Arthroscopy is a procedure used to diagnose and treat damage to the interior parts of a joint. It is performed using an arthroscope, a type of camera that is inserted into the joint through a small incision that enables the surgeon a view of the joint area on a video monitor. A second incision is made for the insertion of small surgical instruments that are used both to diagnose and to perform what is needed during the operation—removing damaged tissue, suturing and other repairs.
WHY ARTHROSCOPY IS DONE?
Arthroscopy is done to diagnose and treat a variety of joint conditions, most commonly those affecting the knee, shoulder, elbow, ankle, hip, wrist etc. Arthroscopy can be used to treat a range of problems, including osteoarthritis, tears, joint injuries, and inflammatory or non-inflammatory conditions.
Arthroscopic surgery is much easier in terms of recovery compared to "open" surgery. With development of better instrumentation and surgical techniques, many conditions can be treated arthroscopically. For instance, most meniscal tears in the knee can be treated successfully with arthroscopic surgery.
HOW IS KNEE ARTHROSCOPY PERFORMED?
Arthroplasty can be performed under General (GA) or local anesthesia (LA).
The surgeon will start by making a small a few incisions in your knee. Saline, will then be pumped in to expand the knee making it easier for the surgeon to see inside the joint. The arthroscope enters one of the cuts and the surgeon will look around in your joint using the attached camera. The surgeon can see the images produced by the camera on the monitor in the operation theatre.
When the surgeon locates the problem in your knee, they may then insert small tools into the incisions to correct the issue. After the surgery, the surgeon drains the saline from your joint and closes your cuts with stitches.
WHAT ARE THE RISKS ASSOCIATED WITH A KNEE ARTHROSCOPY?

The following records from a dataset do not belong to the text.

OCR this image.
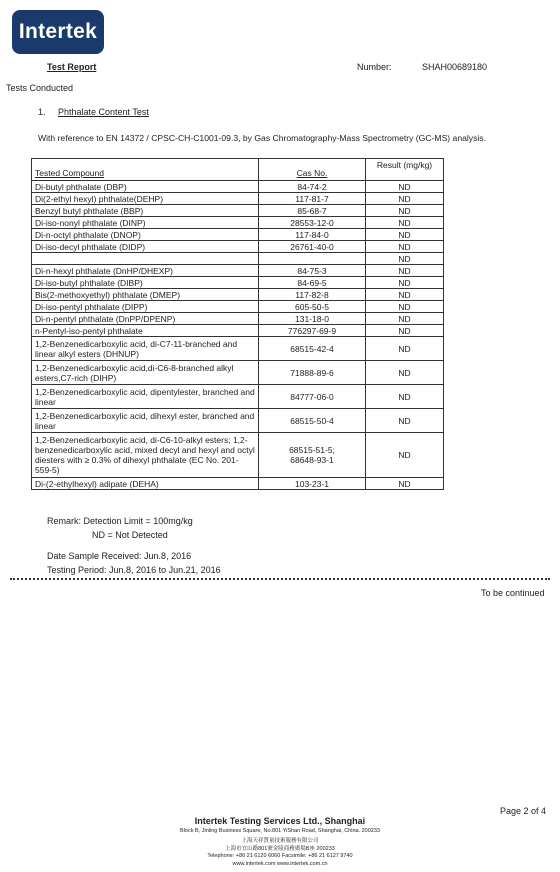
Intertek
Test Report	Number:	SHAH00689180
Tests Conducted
1. Phthalate Content Test
With reference to EN 14372 / CPSC-CH-C1001-09.3, by Gas Chromatography-Mass Spectrometry (GC-MS) analysis.
Tested Compound	Cas No.	Result (mg/kg)
Di-butyl phthalate (DBP)	84-74-2	ND
Di(2-ethyl hexyl) phthalate(DEHP)	117-81-7	ND
Benzyl butyl phthalate (BBP)	85-68-7	ND
Di-iso-nonyl phthalate (DINP)	28553-12-0	ND
Di-n-octyl phthalate (DNOP)	117-84-0	ND
Di-iso-decyl phthalate (DIDP)	26761-40-0	ND
		ND
Di-n-hexyl phthalate (DnHP/DHEXP)	84-75-3	ND
Di-iso-butyl phthalate (DIBP)	84-69-5	ND
Bis(2-methoxyethyl) phthalate (DMEP)	117-82-8	ND
Di-iso-pentyl phthalate (DIPP)	605-50-5	ND
Di-n-pentyl phthalate (DnPP/DPENP)	131-18-0	ND
n-Pentyl-iso-pentyl phthalate	776297-69-9	ND
1,2-Benzenedicarboxylic acid, di-C7-11-branched and linear alkyl esters (DHNUP)	68515-42-4	ND
1,2-Benzenedicarboxylic acid,di-C6-8-branched alkyl esters,C7-rich (DIHP)	71888-89-6	ND
1,2-Benzenedicarboxylic acid, dipentylester, branched and linear	84777-06-0	ND
1,2-Benzenedicarboxylic acid, dihexyl ester, branched and linear	68515-50-4	ND
1,2-Benzenedicarboxylic acid, di-C6-10-alkyl esters; 1,2-benzenedicarboxylic acid, mixed decyl and hexyl and octyl diesters with ≥ 0.3% of dihexyl phthalate (EC No. 201-559-5)	68515-51-5;
68648-93-1	ND
Di-(2-ethylhexyl) adipate (DEHA)	103-23-1	ND
Remark: Detection Limit = 100mg/kg
ND = Not Detected
Date Sample Received: Jun.8, 2016
Testing Period: Jun.8, 2016 to Jun.21, 2016
To be continued
Page 2 of 4
Intertek Testing Services Ltd., Shanghai
Block B, Jinling Business Square, No.801 YiShan Road, Shanghai, China. 200233
上海天祥質量技術服務有限公司
上海市宜山路801號金陵商務廣場B座 200233
Telephone: +86 21 6120 6060 Facsimile: +86 21 6127 9740
www.intertek.com www.intertek.com.cn
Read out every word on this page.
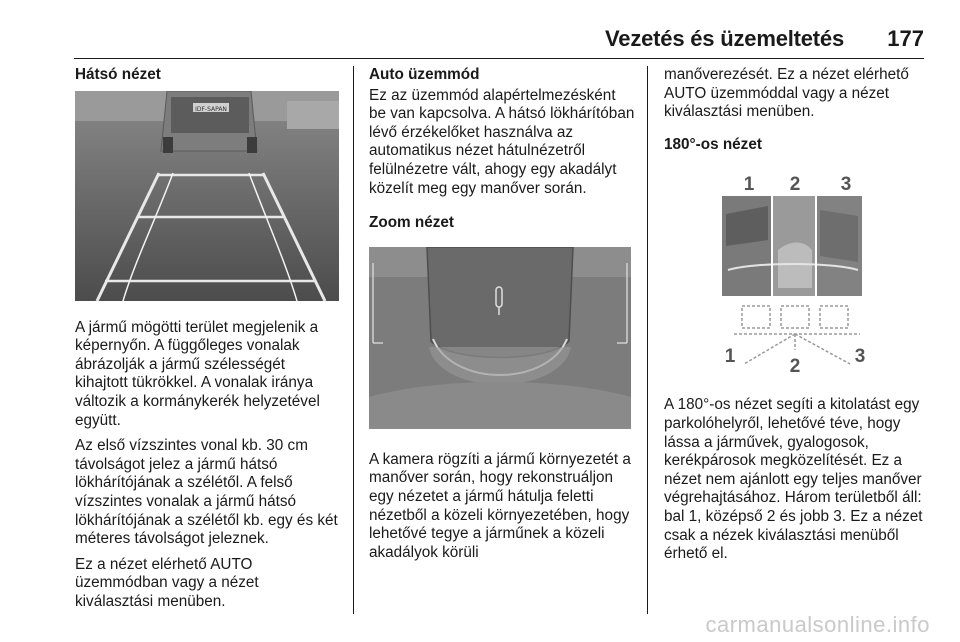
Vezetés és üzemeltetés 177
Hátsó nézet
IDF-SAPAN

A jármű mögötti terület megjelenik a képernyőn. A függőleges vonalak ábrázolják a jármű szélességét kihajtott tükrökkel. A vonalak iránya változik a kormánykerék helyzetével együtt.

Az első vízszintes vonal kb. 30 cm távolságot jelez a jármű hátsó lökhárítójának a szélétől. A felső vízszintes vonalak a jármű hátsó lökhárítójának a szélétől kb. egy és két méteres távolságot jeleznek.

Ez a nézet elérhető AUTO üzemmódban vagy a nézet kiválasztási menüben.

Auto üzemmód

Ez az üzemmód alapértelmezésként be van kapcsolva. A hátsó lökhárítóban lévő érzékelőket használva az automatikus nézet hátulnézetről felülnézetre vált, ahogy egy akadályt közelít meg egy manőver során.

Zoom nézet

A kamera rögzíti a jármű környezetét a manőver során, hogy rekonstruáljon egy nézetet a jármű hátulja feletti nézetből a közeli környezetében, hogy lehetővé tegye a járműnek a közeli akadályok körüli

manőverezését. Ez a nézet elérhető AUTO üzemmóddal vagy a nézet kiválasztási menüben.

180°-os nézet
1 2 3
1	2	3

A 180°-os nézet segíti a kitolatást egy parkolóhelyről, lehetővé téve, hogy lássa a járművek, gyalogosok, kerékpárosok megközelítését. Ez a nézet nem ajánlott egy teljes manőver végrehajtásához. Három területből áll: bal 1, középső 2 és jobb 3. Ez a nézet csak a nézek kiválasztási menüből érhető el.

carmanualsonline.info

There are risks associated with any type of surgery like excessive bleeding during the procedure, Infection at the site of the surgery, breathing difficulties caused by anesthesia, allergic reaction to anesthesia or other medications administered during surgery
Risks associated with knee arthroscopy, are:
bleeding inside the knee joint
formation of a blood clot in the leg
infection inside the joint
stiffness in the knee
injury or damage to the cartilage, ligaments, meniscus, blood vessels, or nerves of the knee
AFTER THE SURGERY
Arthroscopy isn’t very invasive, in most cases the procedure takes less than an hour depending on the specific procedure. Patient can be discharged the same day.
It is advised to keep the leg elevated and put ice on it for a day or two to reduce swelling and pain. Regular change of dressing is needed according to the advice of the doctor.
Suggested exercise regimen to follow at home to help recovery, The exercises are necessary to help restore your full range of motion and to strengthen the muscles.
Follow-up visit to the surgeon a few days after the procedure is advised.